Lenovo would have an item on their balance sheet that values their purchases from Google, but there is nothing on Googles balance sheet beyond the  ‘loss’ they incurred in the transaction, which fails to reflect the future value they will derive from the ownership of the patent library.

However, there is a sea change going on. According to research company Ocean Tomo, the proportion of US Fortune 500 companies stock market valuations represented by intangible assets has gone from 17% in 1975 to 87% in 2015.

The lesson here is that the world has changed, so called ‘soft’ assets are now more valuable than the physical assets that accounting systems were designed to track.  Focussing effort on building those soft assets will pay long term dividends, which cannot be readily accounted for in the monthly financial reports.

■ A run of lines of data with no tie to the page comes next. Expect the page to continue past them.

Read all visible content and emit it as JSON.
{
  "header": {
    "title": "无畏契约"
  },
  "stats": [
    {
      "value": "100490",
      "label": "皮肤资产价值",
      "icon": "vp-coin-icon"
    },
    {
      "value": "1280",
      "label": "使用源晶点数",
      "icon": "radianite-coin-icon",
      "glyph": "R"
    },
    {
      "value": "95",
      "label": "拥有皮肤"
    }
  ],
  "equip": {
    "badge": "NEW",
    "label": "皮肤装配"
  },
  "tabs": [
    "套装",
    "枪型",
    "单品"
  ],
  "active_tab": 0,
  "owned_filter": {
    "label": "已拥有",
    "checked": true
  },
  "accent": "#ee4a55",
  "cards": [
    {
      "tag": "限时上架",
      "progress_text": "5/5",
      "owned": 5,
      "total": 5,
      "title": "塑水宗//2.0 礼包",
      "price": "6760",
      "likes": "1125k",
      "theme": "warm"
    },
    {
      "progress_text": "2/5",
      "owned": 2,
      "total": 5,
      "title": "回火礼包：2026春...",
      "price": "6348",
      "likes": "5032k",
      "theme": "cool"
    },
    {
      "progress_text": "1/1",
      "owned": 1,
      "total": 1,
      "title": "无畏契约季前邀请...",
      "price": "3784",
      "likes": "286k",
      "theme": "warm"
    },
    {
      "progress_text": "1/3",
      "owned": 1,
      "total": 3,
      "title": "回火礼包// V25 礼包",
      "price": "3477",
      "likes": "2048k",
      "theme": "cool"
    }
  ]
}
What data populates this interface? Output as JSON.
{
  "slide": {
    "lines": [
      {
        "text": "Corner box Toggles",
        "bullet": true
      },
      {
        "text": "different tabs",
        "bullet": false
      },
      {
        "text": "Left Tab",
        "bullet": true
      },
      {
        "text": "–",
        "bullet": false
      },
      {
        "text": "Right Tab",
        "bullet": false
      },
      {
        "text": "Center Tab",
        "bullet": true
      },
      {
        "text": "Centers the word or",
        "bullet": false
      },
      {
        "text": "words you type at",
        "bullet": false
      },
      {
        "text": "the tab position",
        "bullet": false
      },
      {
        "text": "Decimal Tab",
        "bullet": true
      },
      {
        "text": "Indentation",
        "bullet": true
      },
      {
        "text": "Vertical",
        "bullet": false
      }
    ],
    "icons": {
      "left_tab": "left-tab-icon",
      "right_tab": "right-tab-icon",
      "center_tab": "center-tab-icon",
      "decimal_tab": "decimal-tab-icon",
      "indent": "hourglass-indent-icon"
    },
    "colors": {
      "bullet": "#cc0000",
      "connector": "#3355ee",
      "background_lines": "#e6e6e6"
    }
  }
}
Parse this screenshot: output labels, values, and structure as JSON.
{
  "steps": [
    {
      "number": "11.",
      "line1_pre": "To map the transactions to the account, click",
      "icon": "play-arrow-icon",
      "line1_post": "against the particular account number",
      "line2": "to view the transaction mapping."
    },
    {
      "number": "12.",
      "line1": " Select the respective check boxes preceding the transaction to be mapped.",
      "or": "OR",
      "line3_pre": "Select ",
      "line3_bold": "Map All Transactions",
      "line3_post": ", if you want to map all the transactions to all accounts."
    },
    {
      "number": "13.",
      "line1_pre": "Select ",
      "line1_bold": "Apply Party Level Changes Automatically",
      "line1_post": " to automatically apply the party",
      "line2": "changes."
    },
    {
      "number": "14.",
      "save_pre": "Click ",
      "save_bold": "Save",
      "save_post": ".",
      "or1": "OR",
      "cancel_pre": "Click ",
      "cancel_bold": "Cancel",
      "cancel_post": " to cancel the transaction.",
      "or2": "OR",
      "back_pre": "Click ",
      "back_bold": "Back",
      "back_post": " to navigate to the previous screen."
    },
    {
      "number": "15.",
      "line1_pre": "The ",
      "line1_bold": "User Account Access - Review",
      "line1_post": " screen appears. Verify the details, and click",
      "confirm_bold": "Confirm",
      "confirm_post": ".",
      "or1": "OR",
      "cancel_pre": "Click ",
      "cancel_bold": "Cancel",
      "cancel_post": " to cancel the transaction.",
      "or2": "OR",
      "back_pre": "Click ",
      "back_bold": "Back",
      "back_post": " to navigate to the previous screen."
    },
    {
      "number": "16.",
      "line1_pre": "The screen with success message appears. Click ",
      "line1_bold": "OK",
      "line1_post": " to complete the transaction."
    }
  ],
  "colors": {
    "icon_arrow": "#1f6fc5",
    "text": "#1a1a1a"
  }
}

For most of my client base, the notion of intangible assets is far-fetched, until they come to valuing their business, when a primary asset becomes the relationship they have with their major customers, and how ‘sticky’ they might be seen post a sales transaction. It is this ‘stickiness’ that is a primary driver for the acquiring company to keep the key personnel employed on a pay-out contract based on a period of time and key KPI’s, to better manage the smooth transfer of the relationships.